Despite having all those advantages on my side, I never scaled even the lower plains of Sedaris’s achievements. Doubly perplexingly, I never even scaled Samuel’s. I barely ever made it to 10,000 steps. I was averaging about 30,000 steps a week. Sedaris would have that done by breakfast.

But for a year or so, during what I now see as our honeymoon period, I kept trying. Things were good. Whatever my Apple watch wanted me to do, I’d do uncomplainingly, even though the red flags were there from the beginning.

She monitored my movements continuously, sending me reminders – often hourly – that she expected more of me. I complied, mostly: it was easier than dealing with her mute disappointment.

Stand up, she’d say, and I’d obediently stand. You’re so close to meeting your daily move goal, she’d coo. A brisk 10-minute walk should do it.

I’d go to the step between the kitchen and the sitting room, and run up and down it for 10 minutes until she tapped my wrist, signalling that I could stop.

Sometimes, I’d be on my way to bed, and I’d feel the trill on my wrist that means she wants something. My husband frequently encountered me jogging on the spot, while brushing my teeth. Once, he came upstairs to see what the crashing was, and found me doing naked star jumps in the bedroom.

Disappointed spouse

But, as the years have gone by, and I’ve become steadily more inured to her nagging, our relationship has deteriorated. Every week, like the disappointed spouse I feel she has become, she suggests we try again, only with the bar set a little lower.

You met your 280 calorie move goal twice last week, she’ll say, tersely. (She prefers to measure achievements in calories burned than steps.)

She’ll suggest our move goal this week should be 250 calories. You’ll see, I think angrily, setting it back to 280 calories. The following week, she’ll be back with an I-told-you-so. It’s a vicious circle of disappointment, blame and recrimination.

The notifications I get these days are verging on the passive aggressive. You had a great day last Thursday fortnight, she’ll say, through a suppressed sigh. Why don’t you try again? Because you don’t own me, I shout back. Oh my God, stop nagging.

My children look up, a mixture of horrified and impressed. Not Daddy, I say. I’m not talking to Daddy.

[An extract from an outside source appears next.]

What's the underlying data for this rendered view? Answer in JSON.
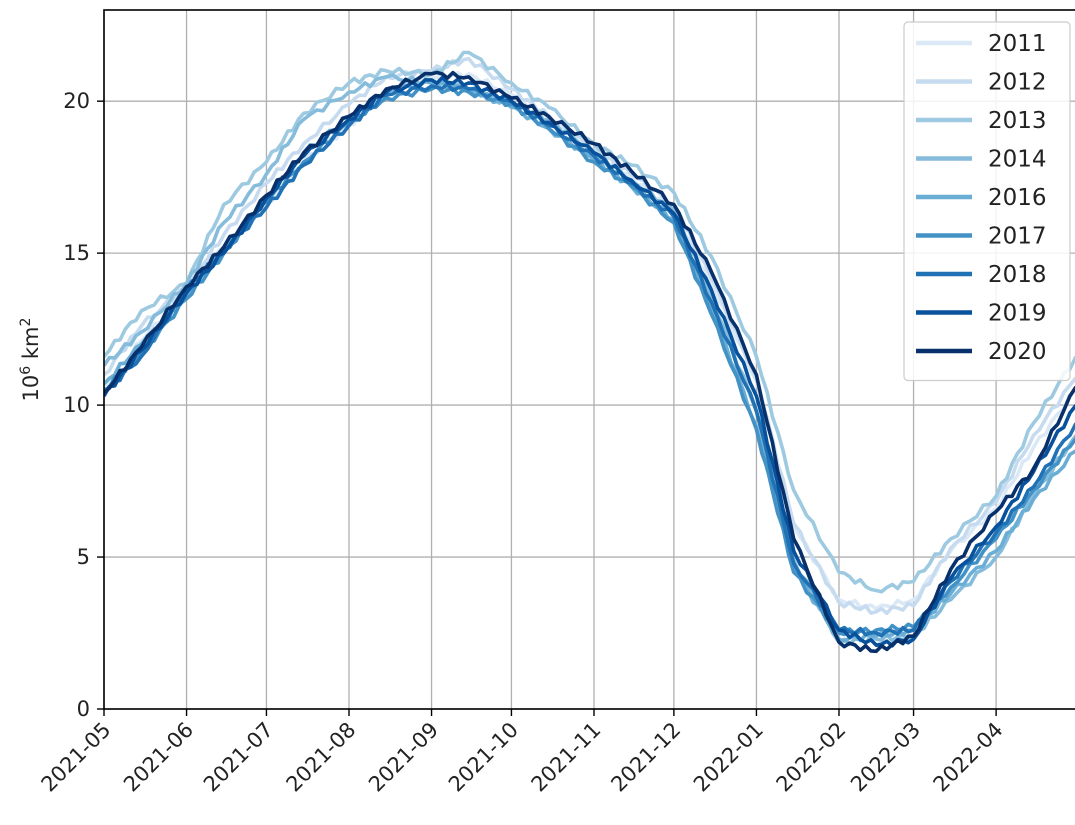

Siri? The four-year-old asks, tilting her head sympathetically.

But even though this relationship doesn’t seem to be doing either of us any good, I can’t quite give her up. She’s still on my wrist, running her forlorn commentary on my mediocre accomplishments. I won a December challenge for “reaching your daily stand goal one time in December”. We’re at the praising each other for putting out the bins stage.

Since I don’t work with Samuel any more, I don’t even have my slightly dysfunctional competition with him to propel me on.

In news that may or may not be unconnected, I bought my husband a Fitbit for Christmas. He has taken to texting me screenshots of his daily steps. Day one: 14,207 steps. Day two: 17,937 steps. Day three: 18,790 steps.

Siri, get your coat. We’ve got a date.